The dead have not actually left us. They are gone physically, but not spiritually or emotionally. They live on in our memories as Linda lives on in the memories of O’Brien. He can revive her; bring her back to the world through his writings. So why does he write this whole story about Linda, the movies, and the knit cap she always wore? O’Brien wants to connect us to her. In the process, he reconnects us to our dead, too. Through the description and story of Linda, we remember our own family members, friends, and neighbors that have died. We reestablish that bond we had with them. We relive the emotions or events we experienced with them and with their deaths.

Most importantly, however, we are reassured that it is okay that we were not ready for them to die. O’Brien writes, “At some point I had come to understand that Linda was sick, maybe even dying, but I loved her and just couldn’t accept it” (236). We cannot imagine someone who is close to us not ever being in our lives. We never truly picture them gone until it actually happens. It is an experience everyone goes through and O’Brien hopes to unite us together through the story of Linda.

The most powerful passage in the chapter about Linda is the metaphor for death as a book. Does it work in The Things They Carried? Perhaps, it does or maybe it does not. It is all perspective, but the most important thing is that it works in our own lives.

Well, right now,” she said, “I’m not dead. But when I am, it’s like…I don’t know, I guess it’s like being inside a book that nobody’s reading.”
“A book?” I said.
“An old one. It’s up on a library shelf, so you’re safe and everything, but the book hasn’t been checked out for a long, long time. All you can do is wait. Just hope somebody’ll pick it up and start reading.” (245)


It is a comforting thought for most, not so comforting for others. However, the main focus of the passage is that the dead have not left. They are still present. We are just not always aware of them. Maybe, they are not necessarily waiting for us to remember them. Perhaps, they have their own lives to live in another time and place. But bring them back. Relive their voice, their laughter, their actions. They do not mind if we do so.



O'Brien, Tim. The Things They Carried. New York: Broadway Books, 1998.

3 comments:

FutureDevilDog said...

I completely agree with Cpt. Pants. For me, Linda is my cousin. For others, she is someone else. Linda is the person that we have all lost, and the person that we will all lose. She is the death of our closest friend and of our worst enemy. I like the fact that she was added into the novel because she helps bring all the lives of the dead into propspective. She connects the dead men in Vietnam to the thousands of death that occur in the United States everyday and around the world for that matter.

Curtis said...

Boy, death as a book is a powerful metaphor. However, it makes me a bit nervous. Even though I'm not dead (I'm in Iowa . . .which is a different kind of solitude), I find myself cognizant of when my life stories haven't "been checked out for a long, long time."

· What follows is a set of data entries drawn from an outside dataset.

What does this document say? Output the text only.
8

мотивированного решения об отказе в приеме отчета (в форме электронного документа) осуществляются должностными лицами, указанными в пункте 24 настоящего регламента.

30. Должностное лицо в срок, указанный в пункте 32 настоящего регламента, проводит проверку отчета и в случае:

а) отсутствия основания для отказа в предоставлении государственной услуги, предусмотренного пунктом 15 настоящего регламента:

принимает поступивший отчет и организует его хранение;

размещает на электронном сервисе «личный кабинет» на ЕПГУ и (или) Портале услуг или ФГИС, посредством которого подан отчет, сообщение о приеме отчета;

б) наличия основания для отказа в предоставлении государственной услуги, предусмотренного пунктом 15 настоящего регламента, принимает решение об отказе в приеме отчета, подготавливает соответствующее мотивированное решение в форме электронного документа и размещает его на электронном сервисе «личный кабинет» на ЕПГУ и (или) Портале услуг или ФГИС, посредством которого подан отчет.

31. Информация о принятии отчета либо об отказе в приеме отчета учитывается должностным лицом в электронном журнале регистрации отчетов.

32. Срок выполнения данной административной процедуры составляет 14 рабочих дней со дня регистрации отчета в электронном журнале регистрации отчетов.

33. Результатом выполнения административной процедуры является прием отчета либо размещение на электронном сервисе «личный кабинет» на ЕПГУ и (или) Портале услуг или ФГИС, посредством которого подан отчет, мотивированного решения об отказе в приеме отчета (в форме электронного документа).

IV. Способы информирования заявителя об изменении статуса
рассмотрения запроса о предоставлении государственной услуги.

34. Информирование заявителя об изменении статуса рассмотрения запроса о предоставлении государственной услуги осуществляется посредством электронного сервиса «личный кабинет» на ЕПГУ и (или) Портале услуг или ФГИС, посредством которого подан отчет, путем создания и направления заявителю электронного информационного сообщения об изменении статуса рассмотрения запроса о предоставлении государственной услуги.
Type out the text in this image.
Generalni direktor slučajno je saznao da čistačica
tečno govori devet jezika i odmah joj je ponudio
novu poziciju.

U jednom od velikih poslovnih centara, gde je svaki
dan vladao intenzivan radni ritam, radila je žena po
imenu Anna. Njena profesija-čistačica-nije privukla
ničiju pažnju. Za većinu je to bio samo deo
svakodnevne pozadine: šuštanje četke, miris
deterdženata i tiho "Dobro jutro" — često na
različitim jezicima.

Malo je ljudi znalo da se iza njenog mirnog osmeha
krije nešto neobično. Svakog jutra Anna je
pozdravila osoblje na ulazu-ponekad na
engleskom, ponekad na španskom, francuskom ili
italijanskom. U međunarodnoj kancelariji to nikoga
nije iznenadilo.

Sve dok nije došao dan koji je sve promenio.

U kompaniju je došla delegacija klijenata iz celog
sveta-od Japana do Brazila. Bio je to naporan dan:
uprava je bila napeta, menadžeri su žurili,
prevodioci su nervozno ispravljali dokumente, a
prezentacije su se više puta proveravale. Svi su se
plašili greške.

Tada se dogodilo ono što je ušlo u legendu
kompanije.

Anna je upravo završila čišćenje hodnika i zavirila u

But being alive does have one marked advantage. I don't have to "Just hope somebody’ll pick [me] up and start reading." I can be active, write, put myself out there. Write a blog. Make a video.

If somebody dead did that, it wouldn't be because they wanted to get noticed. I argue, if somebody dead is writing a blog, they are just doing it for personal enjoyment rather than legacy preservation.

-- Curtis
(Ask Ms. H. if I can get a grade for this)

Ms. H said...

A+, Curtis. And you, too, Cpt. Pants.